I ended up living in various people’s homes while waiting for my shipment. Our small guesthouse couldn’t accommodate all the visitors who were coming and going. After ten days, I was “farmed out” to an Austrian family. It was my first experience with Germanic people. I developed a lifelong interest in finding out how those from other cultures and lands live.
One night, they invited a German couple to dinner. There was no work for me in the kitchen, so I listened to the men converse. I was listening to them talk, understanding nothing because they were speaking German and I didn’t know the language. After ten to fifteen minutes, they realized I wasn’t taking part, so they switched to English. I inquired if they had any difficulty understanding each other since they came from different countries. “No,” they said, “We understand each other without a problem.” Then I asked if the same were true for the Swiss. The Austrian expressed his opinion, saying, “Swiss German is not a language, it is a disease of the throat!”

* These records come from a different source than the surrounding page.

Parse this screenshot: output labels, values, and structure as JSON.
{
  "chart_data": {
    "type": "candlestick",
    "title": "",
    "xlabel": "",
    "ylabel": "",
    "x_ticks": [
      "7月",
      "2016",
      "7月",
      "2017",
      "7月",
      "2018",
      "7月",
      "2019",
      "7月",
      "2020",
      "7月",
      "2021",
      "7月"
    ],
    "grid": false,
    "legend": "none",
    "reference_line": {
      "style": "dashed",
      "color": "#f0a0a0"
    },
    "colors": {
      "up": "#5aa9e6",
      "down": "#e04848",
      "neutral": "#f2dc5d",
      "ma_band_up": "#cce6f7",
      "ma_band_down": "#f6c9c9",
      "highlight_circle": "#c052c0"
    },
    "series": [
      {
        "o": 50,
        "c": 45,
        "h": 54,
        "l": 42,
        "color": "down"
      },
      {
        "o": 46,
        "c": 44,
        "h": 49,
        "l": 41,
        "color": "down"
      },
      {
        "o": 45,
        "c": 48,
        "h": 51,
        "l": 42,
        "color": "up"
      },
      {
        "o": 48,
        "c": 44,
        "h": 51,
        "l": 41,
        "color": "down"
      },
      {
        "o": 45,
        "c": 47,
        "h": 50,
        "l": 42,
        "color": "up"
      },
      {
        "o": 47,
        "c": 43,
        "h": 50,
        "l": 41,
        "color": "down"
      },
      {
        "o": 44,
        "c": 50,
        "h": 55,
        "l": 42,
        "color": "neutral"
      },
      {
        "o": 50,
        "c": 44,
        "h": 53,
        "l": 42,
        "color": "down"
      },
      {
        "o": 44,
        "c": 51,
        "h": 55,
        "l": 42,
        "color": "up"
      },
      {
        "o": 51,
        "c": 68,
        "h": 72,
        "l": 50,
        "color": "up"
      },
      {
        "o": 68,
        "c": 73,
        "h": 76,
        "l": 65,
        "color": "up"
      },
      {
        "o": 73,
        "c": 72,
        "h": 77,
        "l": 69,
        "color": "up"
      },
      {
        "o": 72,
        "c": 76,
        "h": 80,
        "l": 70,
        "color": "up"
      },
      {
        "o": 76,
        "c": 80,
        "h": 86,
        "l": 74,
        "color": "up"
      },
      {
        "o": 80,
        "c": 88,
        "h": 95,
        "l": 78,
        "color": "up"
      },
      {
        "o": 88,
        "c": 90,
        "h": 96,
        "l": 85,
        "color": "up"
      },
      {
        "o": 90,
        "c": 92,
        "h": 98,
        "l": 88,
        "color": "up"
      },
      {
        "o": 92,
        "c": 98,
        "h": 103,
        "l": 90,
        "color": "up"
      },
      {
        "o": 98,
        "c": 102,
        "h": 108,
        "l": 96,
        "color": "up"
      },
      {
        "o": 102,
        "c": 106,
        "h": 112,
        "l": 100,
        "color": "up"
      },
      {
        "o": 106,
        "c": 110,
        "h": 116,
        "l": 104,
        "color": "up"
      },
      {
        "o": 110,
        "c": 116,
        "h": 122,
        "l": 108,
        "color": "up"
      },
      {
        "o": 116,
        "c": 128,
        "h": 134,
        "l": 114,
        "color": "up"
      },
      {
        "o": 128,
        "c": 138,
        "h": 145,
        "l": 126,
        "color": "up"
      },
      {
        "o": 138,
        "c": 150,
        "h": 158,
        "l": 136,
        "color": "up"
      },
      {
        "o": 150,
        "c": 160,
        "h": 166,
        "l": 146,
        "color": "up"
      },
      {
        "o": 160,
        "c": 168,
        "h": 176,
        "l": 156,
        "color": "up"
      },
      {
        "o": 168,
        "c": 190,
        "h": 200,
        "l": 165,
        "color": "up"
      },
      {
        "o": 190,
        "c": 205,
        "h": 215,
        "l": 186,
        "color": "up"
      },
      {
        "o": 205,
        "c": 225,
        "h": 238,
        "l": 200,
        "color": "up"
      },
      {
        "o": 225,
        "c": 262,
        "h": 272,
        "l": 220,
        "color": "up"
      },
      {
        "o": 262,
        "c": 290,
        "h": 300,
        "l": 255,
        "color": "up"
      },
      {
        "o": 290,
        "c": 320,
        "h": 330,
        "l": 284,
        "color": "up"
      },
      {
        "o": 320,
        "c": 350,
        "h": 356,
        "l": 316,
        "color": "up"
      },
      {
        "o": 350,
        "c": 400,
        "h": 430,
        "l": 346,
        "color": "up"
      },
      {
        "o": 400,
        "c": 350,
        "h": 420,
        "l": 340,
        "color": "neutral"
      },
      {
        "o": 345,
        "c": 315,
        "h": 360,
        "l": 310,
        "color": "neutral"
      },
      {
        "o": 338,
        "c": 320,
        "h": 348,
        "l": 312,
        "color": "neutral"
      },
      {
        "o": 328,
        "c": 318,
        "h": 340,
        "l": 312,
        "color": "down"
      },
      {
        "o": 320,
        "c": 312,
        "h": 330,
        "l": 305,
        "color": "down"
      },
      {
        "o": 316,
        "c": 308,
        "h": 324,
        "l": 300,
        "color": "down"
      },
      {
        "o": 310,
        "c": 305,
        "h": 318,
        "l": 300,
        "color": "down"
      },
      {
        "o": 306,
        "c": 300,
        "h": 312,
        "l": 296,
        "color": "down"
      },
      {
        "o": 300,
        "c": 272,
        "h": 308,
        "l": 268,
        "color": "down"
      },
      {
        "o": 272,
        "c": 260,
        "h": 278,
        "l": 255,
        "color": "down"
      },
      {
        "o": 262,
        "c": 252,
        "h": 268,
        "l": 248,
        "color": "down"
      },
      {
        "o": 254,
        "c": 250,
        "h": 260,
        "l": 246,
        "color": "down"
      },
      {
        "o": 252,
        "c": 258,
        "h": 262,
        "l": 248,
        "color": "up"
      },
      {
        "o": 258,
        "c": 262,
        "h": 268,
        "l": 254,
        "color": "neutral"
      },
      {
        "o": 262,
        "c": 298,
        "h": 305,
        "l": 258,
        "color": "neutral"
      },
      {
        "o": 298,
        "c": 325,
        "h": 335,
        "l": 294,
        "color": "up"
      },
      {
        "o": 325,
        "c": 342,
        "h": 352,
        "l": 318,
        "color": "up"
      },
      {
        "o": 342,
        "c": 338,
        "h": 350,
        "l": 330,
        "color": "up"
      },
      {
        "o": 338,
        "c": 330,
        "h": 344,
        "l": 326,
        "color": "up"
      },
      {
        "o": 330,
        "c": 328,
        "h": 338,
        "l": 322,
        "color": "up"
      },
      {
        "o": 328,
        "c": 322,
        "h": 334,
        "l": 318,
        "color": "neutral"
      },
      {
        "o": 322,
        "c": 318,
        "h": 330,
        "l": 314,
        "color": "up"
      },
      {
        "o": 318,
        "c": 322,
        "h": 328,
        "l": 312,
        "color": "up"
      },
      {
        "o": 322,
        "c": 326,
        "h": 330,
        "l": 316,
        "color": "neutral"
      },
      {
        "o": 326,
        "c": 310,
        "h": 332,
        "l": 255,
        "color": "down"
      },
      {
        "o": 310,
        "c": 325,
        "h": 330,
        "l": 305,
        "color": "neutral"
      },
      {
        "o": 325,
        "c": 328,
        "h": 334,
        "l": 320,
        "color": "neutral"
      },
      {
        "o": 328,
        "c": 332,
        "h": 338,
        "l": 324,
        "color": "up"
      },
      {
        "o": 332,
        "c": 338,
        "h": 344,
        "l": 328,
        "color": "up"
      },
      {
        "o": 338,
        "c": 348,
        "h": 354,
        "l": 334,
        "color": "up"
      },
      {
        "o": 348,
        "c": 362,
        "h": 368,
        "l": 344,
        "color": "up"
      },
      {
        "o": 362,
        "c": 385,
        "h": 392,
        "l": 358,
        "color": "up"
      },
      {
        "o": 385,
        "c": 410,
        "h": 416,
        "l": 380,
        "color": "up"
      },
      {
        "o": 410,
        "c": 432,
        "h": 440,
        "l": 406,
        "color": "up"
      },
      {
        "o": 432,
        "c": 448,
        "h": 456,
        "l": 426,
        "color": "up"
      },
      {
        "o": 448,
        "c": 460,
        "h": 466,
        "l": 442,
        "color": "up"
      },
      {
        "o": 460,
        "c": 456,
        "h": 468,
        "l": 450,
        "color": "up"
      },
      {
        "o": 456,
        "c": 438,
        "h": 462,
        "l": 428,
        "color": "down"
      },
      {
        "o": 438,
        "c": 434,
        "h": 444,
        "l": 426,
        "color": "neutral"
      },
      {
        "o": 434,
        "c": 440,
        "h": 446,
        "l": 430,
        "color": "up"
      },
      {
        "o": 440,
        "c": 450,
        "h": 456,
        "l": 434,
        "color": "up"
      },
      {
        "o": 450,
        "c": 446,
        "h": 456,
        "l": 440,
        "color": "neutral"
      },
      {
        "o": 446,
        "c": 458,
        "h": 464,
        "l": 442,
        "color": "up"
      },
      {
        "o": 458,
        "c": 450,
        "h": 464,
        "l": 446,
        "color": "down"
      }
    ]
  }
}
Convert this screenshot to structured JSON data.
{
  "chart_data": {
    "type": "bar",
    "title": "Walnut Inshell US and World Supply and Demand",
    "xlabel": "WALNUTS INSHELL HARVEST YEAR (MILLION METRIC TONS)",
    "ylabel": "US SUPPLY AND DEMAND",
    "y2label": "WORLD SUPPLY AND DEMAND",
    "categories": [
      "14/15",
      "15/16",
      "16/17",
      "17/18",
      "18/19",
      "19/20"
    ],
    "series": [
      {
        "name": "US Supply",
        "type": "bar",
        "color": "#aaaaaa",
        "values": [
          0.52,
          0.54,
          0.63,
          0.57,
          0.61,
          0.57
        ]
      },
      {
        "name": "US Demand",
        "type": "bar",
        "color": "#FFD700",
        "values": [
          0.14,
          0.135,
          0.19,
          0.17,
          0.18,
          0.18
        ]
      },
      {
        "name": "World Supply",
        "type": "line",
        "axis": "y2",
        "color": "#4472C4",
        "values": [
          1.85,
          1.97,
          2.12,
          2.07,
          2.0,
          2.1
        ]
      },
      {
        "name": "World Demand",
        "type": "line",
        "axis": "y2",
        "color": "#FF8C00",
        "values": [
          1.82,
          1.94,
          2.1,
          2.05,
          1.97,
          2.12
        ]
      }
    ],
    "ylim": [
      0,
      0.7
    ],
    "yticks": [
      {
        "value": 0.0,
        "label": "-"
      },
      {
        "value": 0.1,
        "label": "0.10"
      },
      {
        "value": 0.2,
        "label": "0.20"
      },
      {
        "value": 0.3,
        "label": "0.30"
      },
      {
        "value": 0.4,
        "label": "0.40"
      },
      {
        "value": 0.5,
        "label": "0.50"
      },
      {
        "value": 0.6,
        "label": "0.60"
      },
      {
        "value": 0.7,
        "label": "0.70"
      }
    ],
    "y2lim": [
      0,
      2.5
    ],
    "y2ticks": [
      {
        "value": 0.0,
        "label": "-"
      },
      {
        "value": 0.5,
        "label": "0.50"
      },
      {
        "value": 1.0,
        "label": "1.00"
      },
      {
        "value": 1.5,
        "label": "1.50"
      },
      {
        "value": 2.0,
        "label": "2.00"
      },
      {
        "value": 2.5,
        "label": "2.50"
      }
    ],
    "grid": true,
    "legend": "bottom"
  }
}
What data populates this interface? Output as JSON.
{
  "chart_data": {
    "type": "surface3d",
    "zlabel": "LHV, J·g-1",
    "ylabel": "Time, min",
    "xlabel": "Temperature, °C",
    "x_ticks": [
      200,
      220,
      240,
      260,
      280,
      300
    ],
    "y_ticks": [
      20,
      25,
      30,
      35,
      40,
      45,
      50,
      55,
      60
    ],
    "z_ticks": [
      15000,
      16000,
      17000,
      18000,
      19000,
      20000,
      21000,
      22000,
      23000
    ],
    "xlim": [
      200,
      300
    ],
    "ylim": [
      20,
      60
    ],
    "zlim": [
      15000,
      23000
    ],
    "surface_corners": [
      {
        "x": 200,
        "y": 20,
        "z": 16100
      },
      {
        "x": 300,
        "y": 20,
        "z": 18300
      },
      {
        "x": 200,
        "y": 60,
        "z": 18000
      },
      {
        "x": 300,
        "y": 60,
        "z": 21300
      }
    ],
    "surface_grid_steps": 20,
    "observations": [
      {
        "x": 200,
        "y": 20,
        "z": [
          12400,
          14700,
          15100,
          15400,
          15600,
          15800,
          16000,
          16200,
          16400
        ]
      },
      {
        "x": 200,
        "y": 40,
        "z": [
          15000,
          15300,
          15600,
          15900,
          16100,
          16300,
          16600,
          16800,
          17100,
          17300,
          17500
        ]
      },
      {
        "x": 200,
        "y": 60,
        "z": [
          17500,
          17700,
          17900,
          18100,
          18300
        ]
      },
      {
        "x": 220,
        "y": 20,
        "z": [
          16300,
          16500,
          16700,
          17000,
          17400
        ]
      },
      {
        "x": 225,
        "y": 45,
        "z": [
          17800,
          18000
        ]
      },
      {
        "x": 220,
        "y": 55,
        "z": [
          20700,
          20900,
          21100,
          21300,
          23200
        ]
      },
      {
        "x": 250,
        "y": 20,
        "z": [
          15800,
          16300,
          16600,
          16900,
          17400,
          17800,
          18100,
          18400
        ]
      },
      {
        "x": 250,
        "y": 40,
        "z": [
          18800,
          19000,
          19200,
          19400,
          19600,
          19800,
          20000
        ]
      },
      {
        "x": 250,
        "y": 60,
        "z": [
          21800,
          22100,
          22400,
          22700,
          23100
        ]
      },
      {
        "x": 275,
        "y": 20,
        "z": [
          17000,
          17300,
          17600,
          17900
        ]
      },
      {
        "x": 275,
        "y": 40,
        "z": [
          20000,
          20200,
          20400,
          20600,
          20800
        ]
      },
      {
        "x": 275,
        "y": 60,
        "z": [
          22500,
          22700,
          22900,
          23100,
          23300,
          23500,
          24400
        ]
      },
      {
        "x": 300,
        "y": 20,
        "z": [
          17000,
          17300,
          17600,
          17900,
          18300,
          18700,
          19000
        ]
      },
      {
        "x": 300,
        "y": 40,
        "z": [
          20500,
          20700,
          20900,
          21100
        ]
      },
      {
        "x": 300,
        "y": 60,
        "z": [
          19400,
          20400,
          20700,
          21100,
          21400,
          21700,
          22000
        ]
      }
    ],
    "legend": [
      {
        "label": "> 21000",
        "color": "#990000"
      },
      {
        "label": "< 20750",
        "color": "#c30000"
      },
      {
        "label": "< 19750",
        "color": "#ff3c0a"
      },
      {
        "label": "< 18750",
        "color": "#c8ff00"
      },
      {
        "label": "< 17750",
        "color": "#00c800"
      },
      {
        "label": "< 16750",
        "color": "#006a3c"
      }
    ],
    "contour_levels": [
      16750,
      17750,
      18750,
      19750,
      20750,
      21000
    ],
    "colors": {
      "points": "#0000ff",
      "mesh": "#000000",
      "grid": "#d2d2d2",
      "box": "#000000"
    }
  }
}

My host told me about his one excursion into southern Sudan. He worked in the cotton business and decided to check the quality of cotton there. He traveled overland to Juba and knew when he had crossed the Sudan border from Kenya as soon as he saw a man wearing nothing but a pair of flip-flops and carrying a bow and arrow. He found Sudanese cotton was not usable for his purposes, so he never returned. I don’t know how many years had passed since that trip, but I couldn’t get that image out of my mind. What was I getting myself into moving there?